DAVAO CITY, Philippines — More teachers will lose their jobs under the K-12 program with the dropping of Filipino subjects in the general education curriculum, according to education and labor officials.
However, officials said the government has been doing what it could to cushion the impact on teachers.
Dr. Raul Alvarez, director of the Commission on Higher Education (CHED) in Southern Mindanao, said that of the existing 63 units of general education subjects, only 36 would be retained. This, he said, would “make the curriculum at par with the demands of the fast globalizing world.”
“This already constitutes evidence of possible displacement, and in worst cases, maybe, retrenchment,” Alvarez said.
He refused to give the projected number of teachers who might be displaced by changes in curriculum.
He said that in Southern Mindanao alone, 96 higher education institutions, 80 of them private schools with less than 2,000 students enrolled per semester, would be affected with the full implementation of K-12.
“They’re most vulnerable to the implementation of K-12, especially in the first two years when no student will enroll for the first year because of the K-12,” Alvarez said.

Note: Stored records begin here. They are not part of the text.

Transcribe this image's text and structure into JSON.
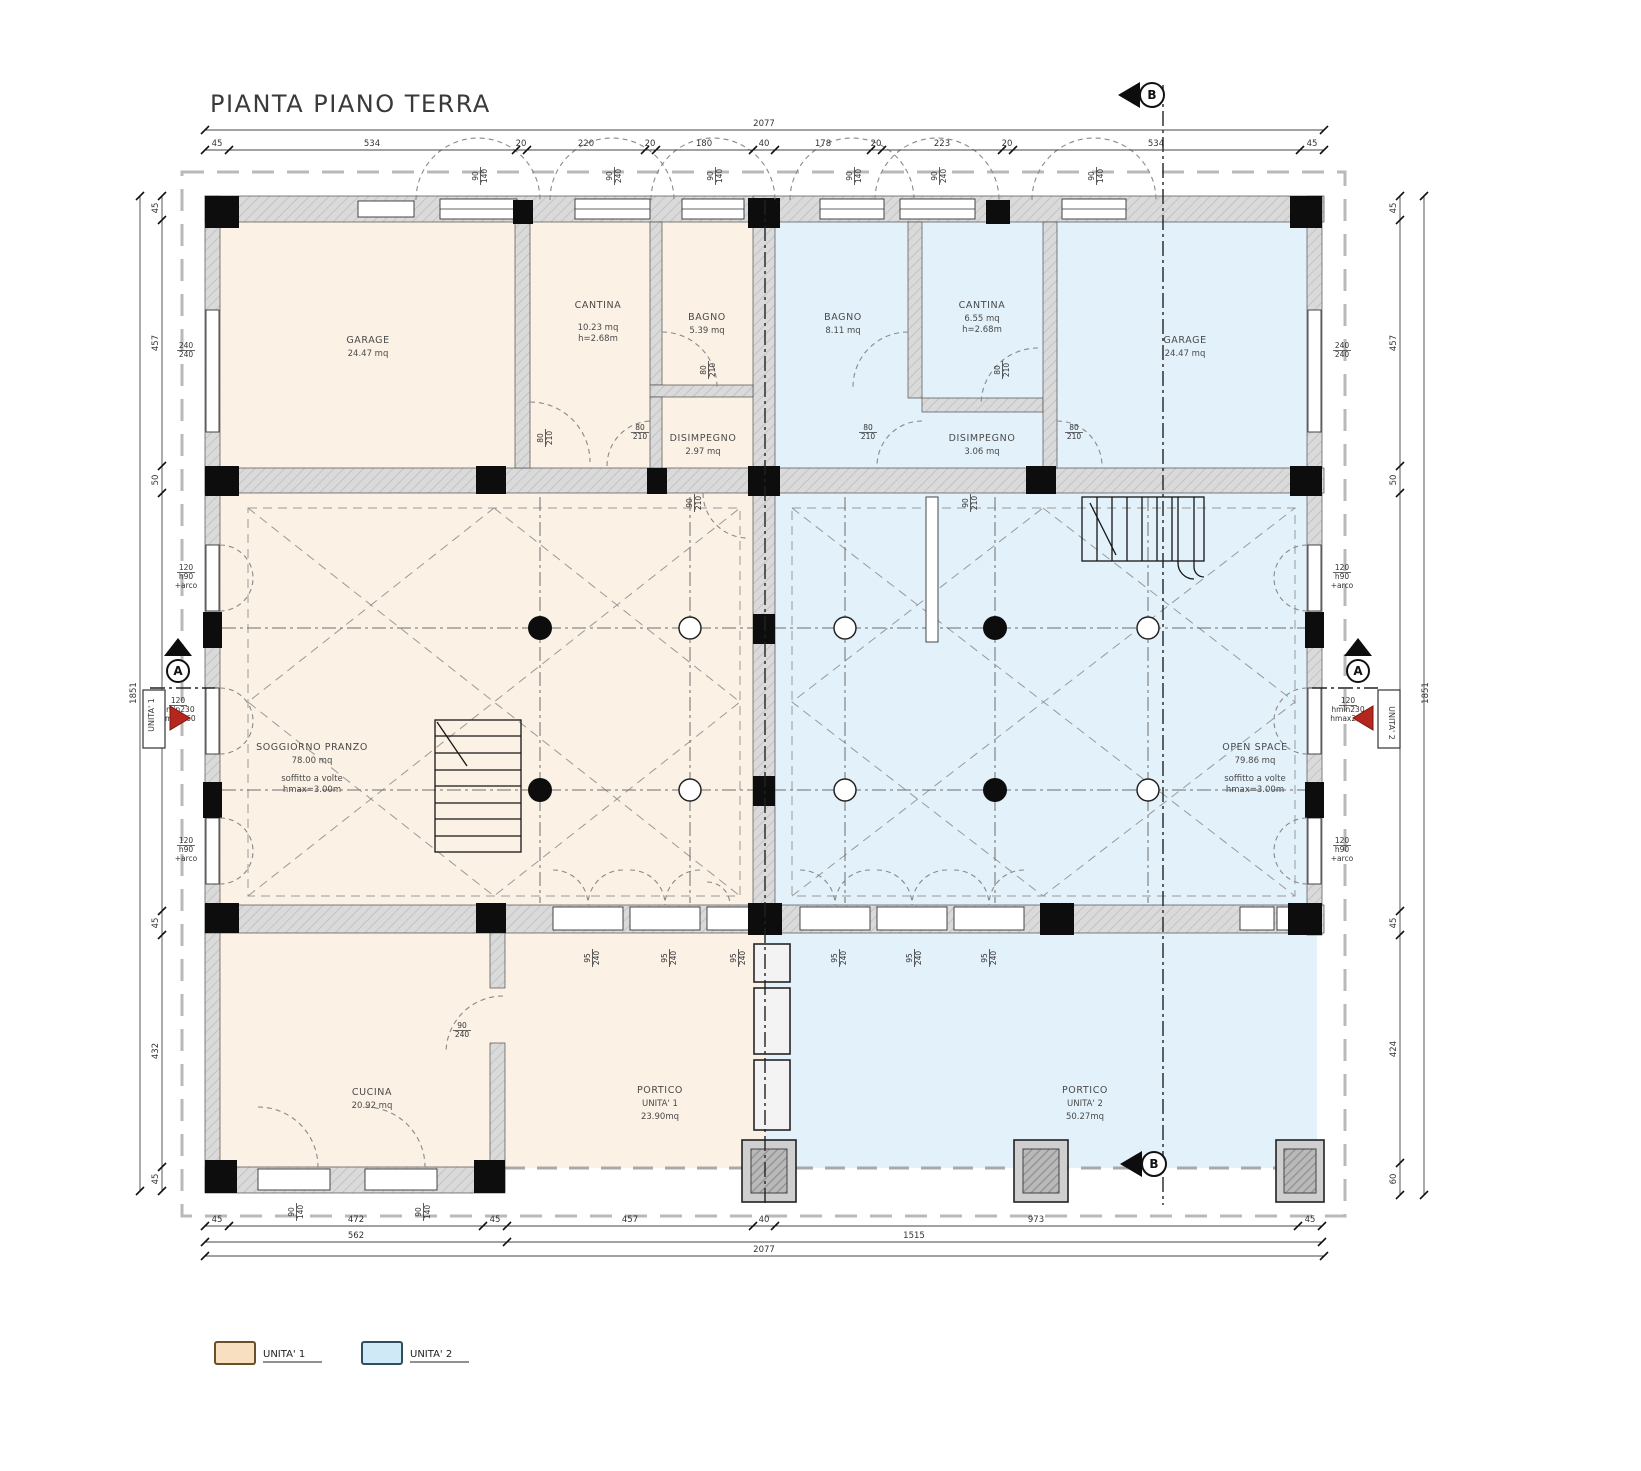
{
  "title": "PIANTA PIANO TERRA",
  "colors": {
    "unit1_fill": "#fbf1e5",
    "unit2_fill": "#e2f1fa",
    "arrow_red": "#b5271d"
  },
  "legend": {
    "unit1_label": "UNITA' 1",
    "unit2_label": "UNITA' 2"
  },
  "markers": {
    "section_a": "A",
    "section_b_top": "B",
    "section_b_bottom": "B",
    "unit1_tag": "UNITA' 1",
    "unit2_tag": "UNITA' 2"
  },
  "rooms": {
    "garage1": {
      "name": "GARAGE",
      "area": "24.47 mq"
    },
    "cantina1": {
      "name": "CANTINA",
      "area": "10.23 mq",
      "height": "h=2.68m"
    },
    "bagno1": {
      "name": "BAGNO",
      "area": "5.39 mq"
    },
    "disimpegno1": {
      "name": "DISIMPEGNO",
      "area": "2.97 mq"
    },
    "soggiorno": {
      "name": "SOGGIORNO PRANZO",
      "area": "78.00 mq",
      "note1": "soffitto a volte",
      "note2": "hmax=3.00m"
    },
    "cucina": {
      "name": "CUCINA",
      "area": "20.92 mq"
    },
    "portico1": {
      "name": "PORTICO",
      "unit": "UNITA' 1",
      "area": "23.90mq"
    },
    "bagno2": {
      "name": "BAGNO",
      "area": "8.11 mq"
    },
    "cantina2": {
      "name": "CANTINA",
      "area": "6.55 mq",
      "height": "h=2.68m"
    },
    "disimpegno2": {
      "name": "DISIMPEGNO",
      "area": "3.06 mq"
    },
    "garage2": {
      "name": "GARAGE",
      "area": "24.47 mq"
    },
    "openspace": {
      "name": "OPEN SPACE",
      "area": "79.86 mq",
      "note1": "soffitto a volte",
      "note2": "hmax=3.00m"
    },
    "portico2": {
      "name": "PORTICO",
      "unit": "UNITA' 2",
      "area": "50.27mq"
    }
  },
  "dimensions": {
    "top_total": "2077",
    "top_segments": [
      "45",
      "534",
      "20",
      "220",
      "20",
      "180",
      "40",
      "178",
      "20",
      "223",
      "20",
      "534",
      "45"
    ],
    "bottom_segments": [
      "45",
      "472",
      "45",
      "457",
      "40",
      "973",
      "45"
    ],
    "bottom_subtotals": [
      "562",
      "1515"
    ],
    "bottom_total": "2077",
    "left_segments": [
      "45",
      "457",
      "50",
      "777",
      "45",
      "432",
      "45"
    ],
    "left_total": "1851",
    "right_segments": [
      "45",
      "457",
      "50",
      "777",
      "45",
      "424",
      "60"
    ],
    "right_total": "1851"
  },
  "openings": {
    "tags": [
      [
        "90",
        "140"
      ],
      [
        "90",
        "240"
      ],
      [
        "90",
        "140"
      ],
      [
        "90",
        "140"
      ],
      [
        "90",
        "240"
      ],
      [
        "90",
        "140"
      ],
      [
        "240",
        "240"
      ],
      [
        "120",
        "h90",
        "+arco"
      ],
      [
        "120",
        "hmin230",
        "hmax260"
      ],
      [
        "120",
        "h90",
        "+arco"
      ],
      [
        "240",
        "240"
      ],
      [
        "120",
        "h90",
        "+arco"
      ],
      [
        "120",
        "hmin230",
        "hmax260"
      ],
      [
        "120",
        "h90",
        "+arco"
      ],
      [
        "80",
        "210"
      ],
      [
        "80",
        "210"
      ],
      [
        "80",
        "210"
      ],
      [
        "80",
        "210"
      ],
      [
        "80",
        "210"
      ],
      [
        "80",
        "210"
      ],
      [
        "90",
        "210"
      ],
      [
        "90",
        "210"
      ],
      [
        "90",
        "240"
      ],
      [
        "95",
        "240"
      ],
      [
        "95",
        "240"
      ],
      [
        "95",
        "240"
      ],
      [
        "95",
        "240"
      ],
      [
        "95",
        "240"
      ],
      [
        "95",
        "240"
      ],
      [
        "90",
        "140"
      ],
      [
        "90",
        "140"
      ]
    ]
  }
}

Lawyer Benjo Santos Fernandez, director of the Bureau of Labor Relations of the Department of Labor and Employment (DOLE), said education and labor officials have been drafting a bill to cushion the impact of K-12 on teaching and non-teaching personnel who would likely lose their jobs.

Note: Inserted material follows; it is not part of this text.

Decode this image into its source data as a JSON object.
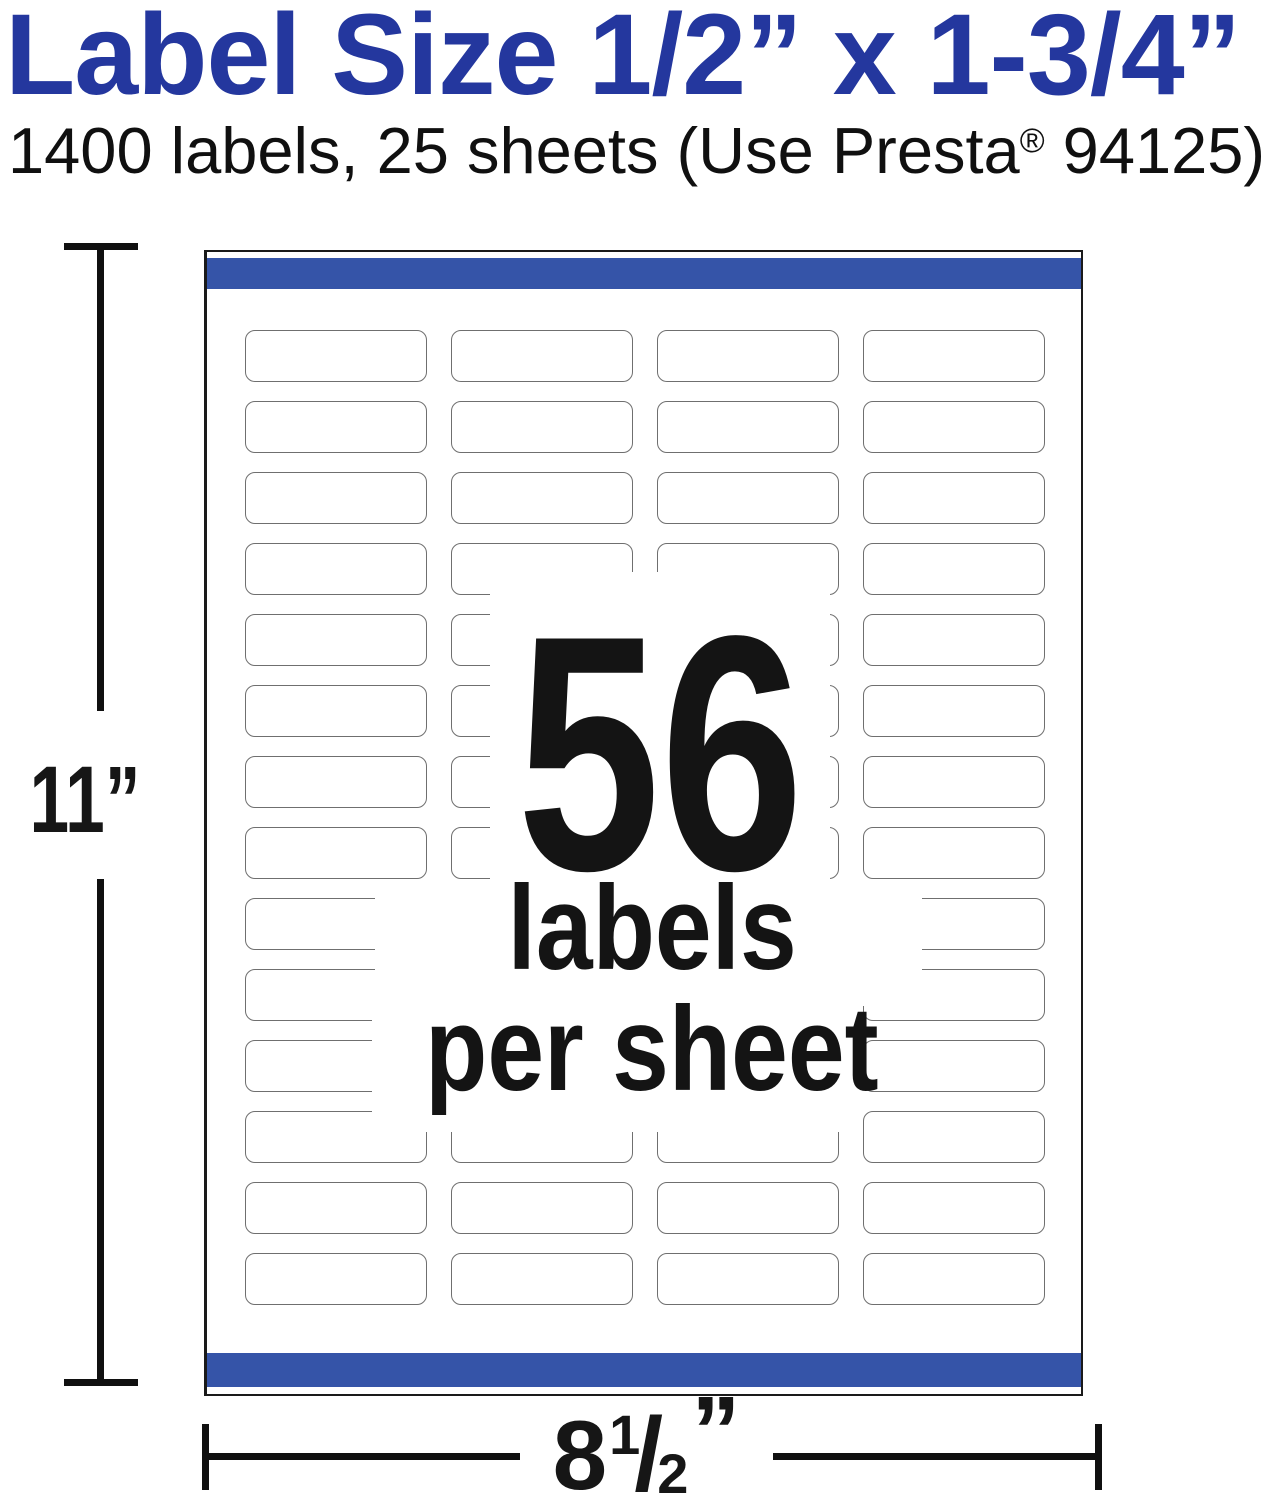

He said the government has come up with a bill aiming to give financial aid to those who would be affected by the education reform program.
The draft bill, for instance, has proposed the grant of financial aid to higher education institutions (HEI) and the enactment of the Tertiary Education Sector Transition Fund, Fernandez said.

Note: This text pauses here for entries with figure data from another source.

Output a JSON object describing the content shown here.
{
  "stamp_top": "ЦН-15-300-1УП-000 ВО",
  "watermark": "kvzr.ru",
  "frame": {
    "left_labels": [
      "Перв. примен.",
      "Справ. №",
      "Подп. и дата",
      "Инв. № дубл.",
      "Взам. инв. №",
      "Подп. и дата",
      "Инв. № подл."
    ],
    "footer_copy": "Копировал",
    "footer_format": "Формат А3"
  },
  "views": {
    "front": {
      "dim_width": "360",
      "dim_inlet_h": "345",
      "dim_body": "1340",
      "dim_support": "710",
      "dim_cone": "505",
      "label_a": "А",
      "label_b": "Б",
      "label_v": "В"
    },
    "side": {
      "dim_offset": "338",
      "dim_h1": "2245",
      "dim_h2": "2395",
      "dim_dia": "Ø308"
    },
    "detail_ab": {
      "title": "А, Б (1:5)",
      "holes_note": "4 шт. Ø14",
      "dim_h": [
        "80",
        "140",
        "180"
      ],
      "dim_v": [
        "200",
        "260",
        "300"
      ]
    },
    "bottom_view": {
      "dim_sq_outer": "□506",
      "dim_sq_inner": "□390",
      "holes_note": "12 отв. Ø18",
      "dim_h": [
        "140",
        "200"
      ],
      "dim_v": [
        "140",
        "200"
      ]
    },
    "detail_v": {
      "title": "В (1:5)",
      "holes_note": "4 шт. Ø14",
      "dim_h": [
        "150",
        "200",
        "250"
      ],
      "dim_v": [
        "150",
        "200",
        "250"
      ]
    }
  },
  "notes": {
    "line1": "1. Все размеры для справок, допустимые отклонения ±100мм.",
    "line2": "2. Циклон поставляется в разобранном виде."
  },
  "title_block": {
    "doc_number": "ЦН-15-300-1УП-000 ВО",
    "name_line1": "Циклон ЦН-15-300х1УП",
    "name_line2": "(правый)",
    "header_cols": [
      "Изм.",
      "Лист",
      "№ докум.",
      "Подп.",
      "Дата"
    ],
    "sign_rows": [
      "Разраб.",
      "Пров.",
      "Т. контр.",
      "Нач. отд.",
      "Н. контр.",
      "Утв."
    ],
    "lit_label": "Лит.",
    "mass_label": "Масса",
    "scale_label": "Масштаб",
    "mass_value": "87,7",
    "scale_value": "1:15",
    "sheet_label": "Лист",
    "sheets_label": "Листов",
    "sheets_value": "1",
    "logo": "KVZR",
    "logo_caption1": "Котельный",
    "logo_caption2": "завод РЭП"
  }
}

“The bill that we are proposing is made up of two components. First is providing complementary vouchers to public school students entering senior high school in private schools and the other is financial assistance to retained and retrenched teaching and non-teaching personnel,” he said, adding they would resort to retrenchment only as a “last recourse.”
Alvarez said the subjects proposed to be taken out of the general education curriculum included Filipino.
“Unfortunately, Filipino is included in the subjects to be dropped from the grades 11 and 12,” Alvarez said. “It is still an issue right now, and we’re having a series of consultations so that we can answer it at the national level as a policy, but you have to understand that the context of the new curriculum is presumed on the fact that students are ready for college,” he said.